Welcome to Pulse: Amplify, where we sit down with the leaders and changemakers shaping the future of health.
A recent Nature Medicine study went viral after reporting that ChatGPT Health under-triaged more than half of emergency cases when tested using clinician-written scenarios. The finding raised serious concerns about whether consumer AI tools are safe for medical triage.
But researchers from Macquarie University’s Australian Institute of Health Innovation took a closer look at the study design and suspected the results might reflect the evaluation format rather than the AI’s clinical capability.

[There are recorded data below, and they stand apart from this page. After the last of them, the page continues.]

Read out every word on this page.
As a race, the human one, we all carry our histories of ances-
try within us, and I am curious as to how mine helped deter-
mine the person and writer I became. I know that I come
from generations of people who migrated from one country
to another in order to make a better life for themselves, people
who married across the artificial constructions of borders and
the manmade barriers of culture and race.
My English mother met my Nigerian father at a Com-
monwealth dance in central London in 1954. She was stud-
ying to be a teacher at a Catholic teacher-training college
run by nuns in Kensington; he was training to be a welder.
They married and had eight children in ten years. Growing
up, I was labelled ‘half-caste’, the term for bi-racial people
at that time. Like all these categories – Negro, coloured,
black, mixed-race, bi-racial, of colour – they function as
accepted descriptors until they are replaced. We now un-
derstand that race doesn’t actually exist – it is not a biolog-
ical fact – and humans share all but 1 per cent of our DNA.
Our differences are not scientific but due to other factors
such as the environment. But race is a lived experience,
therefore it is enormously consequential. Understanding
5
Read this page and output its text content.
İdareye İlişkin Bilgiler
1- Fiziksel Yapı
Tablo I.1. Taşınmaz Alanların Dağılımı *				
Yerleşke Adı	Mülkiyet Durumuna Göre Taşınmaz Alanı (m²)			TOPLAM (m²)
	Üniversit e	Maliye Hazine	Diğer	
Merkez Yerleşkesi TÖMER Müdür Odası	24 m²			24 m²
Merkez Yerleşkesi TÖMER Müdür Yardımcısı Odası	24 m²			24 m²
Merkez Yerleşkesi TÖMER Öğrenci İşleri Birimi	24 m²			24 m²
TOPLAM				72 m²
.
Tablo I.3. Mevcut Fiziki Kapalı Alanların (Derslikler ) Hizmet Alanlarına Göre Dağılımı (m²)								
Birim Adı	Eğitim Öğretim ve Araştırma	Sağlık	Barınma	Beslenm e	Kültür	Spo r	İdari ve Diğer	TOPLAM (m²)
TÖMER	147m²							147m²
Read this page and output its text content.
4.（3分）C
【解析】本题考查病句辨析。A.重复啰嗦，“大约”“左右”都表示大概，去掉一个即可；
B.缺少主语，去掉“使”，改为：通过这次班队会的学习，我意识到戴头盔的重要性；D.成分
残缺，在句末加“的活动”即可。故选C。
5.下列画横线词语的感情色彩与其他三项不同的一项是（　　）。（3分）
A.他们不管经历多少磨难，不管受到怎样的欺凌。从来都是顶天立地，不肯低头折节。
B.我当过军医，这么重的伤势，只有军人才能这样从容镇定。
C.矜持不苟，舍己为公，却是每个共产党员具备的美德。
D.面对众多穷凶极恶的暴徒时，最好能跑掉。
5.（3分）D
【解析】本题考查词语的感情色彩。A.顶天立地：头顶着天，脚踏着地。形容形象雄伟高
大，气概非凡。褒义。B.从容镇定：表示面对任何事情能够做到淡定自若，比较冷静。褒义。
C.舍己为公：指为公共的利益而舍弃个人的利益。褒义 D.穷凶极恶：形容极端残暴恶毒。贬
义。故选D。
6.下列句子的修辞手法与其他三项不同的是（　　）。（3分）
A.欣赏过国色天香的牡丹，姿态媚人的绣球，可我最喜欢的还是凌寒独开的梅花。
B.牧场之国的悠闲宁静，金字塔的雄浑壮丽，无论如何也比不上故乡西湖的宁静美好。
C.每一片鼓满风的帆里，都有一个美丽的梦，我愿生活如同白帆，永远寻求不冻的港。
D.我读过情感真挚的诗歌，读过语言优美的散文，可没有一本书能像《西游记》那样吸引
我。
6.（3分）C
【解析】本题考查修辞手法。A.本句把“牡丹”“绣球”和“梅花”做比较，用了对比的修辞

In this episode of Pulse Amplify, Louise and George speak with David Fraile Navarro about their follow-up study testing five frontier AI models across more than a thousand trials. Their research suggests that when AI systems are evaluated using more natural, patient-style interactions rather than exam-style prompts, triage performance improves significantly.
The discussion explores why prompt structure, forced answer formats, and restrictions on clarifying questions can dramatically alter model behaviour, and why designing realistic evaluation methods is essential as millions of people begin using AI for health advice.
The conversation also examines broader questions:
How should AI triage tools be evaluated?
What role should clinicians play in AI-mediated care?
And what do patients need to know before trusting AI with health decisions?
References
Fraile Navarro D, Magrabi F, Coiera E. (2026).
Evaluation format, not model capability, drives triage failure in the assessment of consumer Health AI. Zenodo.